TRENTON, N.J. (AP) - Amgen Inc. said Wednesday that it is laying off about 380 employees in research and development, nearly 6 percent of its research and development staff, as it restructures those operations.
Amgen, the world's largest biotech company by revenue, said the layoffs are targeted to enable the company to better allocate its research and development resources.
Company spokeswoman Christine Regan said the affected employees were notified Wednesday. They work at several Amgen sites in the U.S. and the United Kingdom.
Amgen, which is based in Thousand Oaks, Calif., has a total of about 17,600 employees worldwide, including roughly 6,700 in research and development.
In a statement, Amgen said it has experimental drugs moving into expensive, late-stage patient testing so it must shift some R&D resources to invest in the testing and other work related to getting the experimental medicines approved.
Those drugs include OncoVex, for malignant melanoma; two other oncology drugs, one for ovarian cancer and the other for pancreatic cancer; and drugs for psoriasis and osteoporosis.
"Amgen believes this restructuring effort is the appropriate response to the changes in our business environment," the company said in a statement.
Amgen said severance benefits for the employees who were laid off include cash, health insurance and career transition services.

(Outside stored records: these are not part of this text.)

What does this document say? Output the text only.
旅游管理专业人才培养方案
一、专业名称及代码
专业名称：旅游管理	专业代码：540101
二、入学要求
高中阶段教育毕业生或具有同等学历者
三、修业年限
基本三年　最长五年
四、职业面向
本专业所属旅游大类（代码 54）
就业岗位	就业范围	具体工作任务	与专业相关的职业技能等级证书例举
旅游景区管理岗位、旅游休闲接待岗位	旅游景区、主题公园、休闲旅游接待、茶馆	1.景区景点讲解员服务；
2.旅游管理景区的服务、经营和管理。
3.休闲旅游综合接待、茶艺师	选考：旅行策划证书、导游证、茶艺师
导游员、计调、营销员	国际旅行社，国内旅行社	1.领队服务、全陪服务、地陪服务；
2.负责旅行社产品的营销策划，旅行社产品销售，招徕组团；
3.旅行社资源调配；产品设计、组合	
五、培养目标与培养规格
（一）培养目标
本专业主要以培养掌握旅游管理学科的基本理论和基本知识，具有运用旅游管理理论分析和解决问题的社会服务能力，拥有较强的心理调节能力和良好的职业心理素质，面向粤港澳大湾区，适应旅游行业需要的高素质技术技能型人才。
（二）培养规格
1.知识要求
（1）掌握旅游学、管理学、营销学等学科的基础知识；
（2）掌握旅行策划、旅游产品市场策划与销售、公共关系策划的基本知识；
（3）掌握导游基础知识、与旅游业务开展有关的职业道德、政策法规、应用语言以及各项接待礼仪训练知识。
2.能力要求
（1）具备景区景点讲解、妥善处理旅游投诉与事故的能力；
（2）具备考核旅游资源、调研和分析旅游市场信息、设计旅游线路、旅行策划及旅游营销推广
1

In trading Wednesday, Amgen shares rose 4 cents to $57.32.
The company is scheduled to report its third-quarter results next Monday, after the stock market closes.
Founded in 1980 at the dawn of the biotechnology industry, Amgen makes biologic drugs - complex, injected medicines that are "manufactured" by special cells growing in nutrients. Conventional pills and liquid medicines, by comparison, are made by mixing chemicals.
Amgen's top products include Enbrel, for rheumatoid arthritis and skin diseases, and Neulasta and an older version called Neupogen, for preventing infections in cancer patients undergoing chemotherapy.